The giant bear who found lasting fame for his wartime bravery alongside Polish soldiers has now been immortalised on an Edinburgh bus.
Many Berwickshire News readers will already be familiar with the story of the Syrian brown bear, christened Wojtek by the Polish soldiers who adopted him as a cub on their route through the Middle East during the Second World War.
Wojtek became a legend at the Battle of Monte Cassino in Italy, when, under fire from German forces, he carried heavy ammunition boxes for the Polish gunners.
After the war, Wojtek and his displaced Polish comrades were based at Sunwick Farm in Berwickshire, at that time the site of the Winfield Camp for Displaced Persons.
And it was here that the soldiers and Wojtek spent their days, waiting to find out their fate as the victorious allied powers carved up Europe.
The 500lb bear lived out his final years in Edinburgh Zoo and his life is the subject of a book by local author, Aileen Orr, who lives at Sunwick Farm, and which is now being turned into a Hollywood movie.
Wojtek is also being immortalised in a larger-than-life size £300,000 bronze statue due to be unveiled in the Scottish capital’s Princes Street Gardens, in late 2015.
And for the next year, residents and visitors in Edinburgh will be treated to the sight of Wojtek adorning the back of a very unique city bus.

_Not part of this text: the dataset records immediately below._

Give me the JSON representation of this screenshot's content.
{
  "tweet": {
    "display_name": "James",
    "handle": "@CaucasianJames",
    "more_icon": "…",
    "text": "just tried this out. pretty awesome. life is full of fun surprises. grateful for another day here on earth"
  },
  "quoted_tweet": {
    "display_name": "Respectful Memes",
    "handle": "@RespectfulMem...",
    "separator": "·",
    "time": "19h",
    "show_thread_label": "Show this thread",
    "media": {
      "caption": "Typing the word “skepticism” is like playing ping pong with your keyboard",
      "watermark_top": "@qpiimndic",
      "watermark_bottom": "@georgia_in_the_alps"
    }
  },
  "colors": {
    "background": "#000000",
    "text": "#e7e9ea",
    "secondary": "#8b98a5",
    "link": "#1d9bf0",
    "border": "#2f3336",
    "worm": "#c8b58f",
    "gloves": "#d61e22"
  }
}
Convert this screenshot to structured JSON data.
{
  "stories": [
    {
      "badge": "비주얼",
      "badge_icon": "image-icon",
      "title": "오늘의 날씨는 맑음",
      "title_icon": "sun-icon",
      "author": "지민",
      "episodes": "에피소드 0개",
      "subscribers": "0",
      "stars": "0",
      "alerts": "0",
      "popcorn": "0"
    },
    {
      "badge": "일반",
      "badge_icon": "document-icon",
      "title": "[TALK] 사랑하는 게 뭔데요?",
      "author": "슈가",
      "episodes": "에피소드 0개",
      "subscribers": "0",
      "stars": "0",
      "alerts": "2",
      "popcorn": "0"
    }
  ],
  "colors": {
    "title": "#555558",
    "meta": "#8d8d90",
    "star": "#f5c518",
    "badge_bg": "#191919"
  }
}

The colourful graphic depicts Wojtek carrying a shell and was specially created by Polish artist Mateusz Jarza, to promote the memorial statue project.
“The story helps different generations of Polish immigrants work together, and helps Scottish people to know more about Polish culture and people,” said Mr Jarza.
The Wojtek Memorial Trust, of which Mrs Orr is the founding trustee, has already raised two-thirds of the £300,000 target needed to complete the installation.
This will see the statue of Wojtek and the soldier who looked after him, Peter Prendys - created by sculptor Alan Herriot - erected on a plinth of Polish granite.
A £20,000 grant from the Scottish Government has helped push the project forwards, but more donations are still needed.
“I think younger people will probably like the artwork on the bus more than older folk, - but hopefully it will further spark the interest of youngsters and children in the project and the story of Wojtek,” Aileen told The Berwickshire this week.
At last week’s unveiling of the bus, which contains displays and information telling the story of Wojtek and will tour Edinburgh for the next year, trust chair Simon Thompson, said the vehicle will “turn heads wherever it goes” and, hopefully, encourage more people to support the Wojtek statue appeal.
Ann Faulds, chair of Lothian Buses, added: “The story of Wojtek the Bear is close the hearts of many of our Polish employees and the wider Polish Edinburgh community.”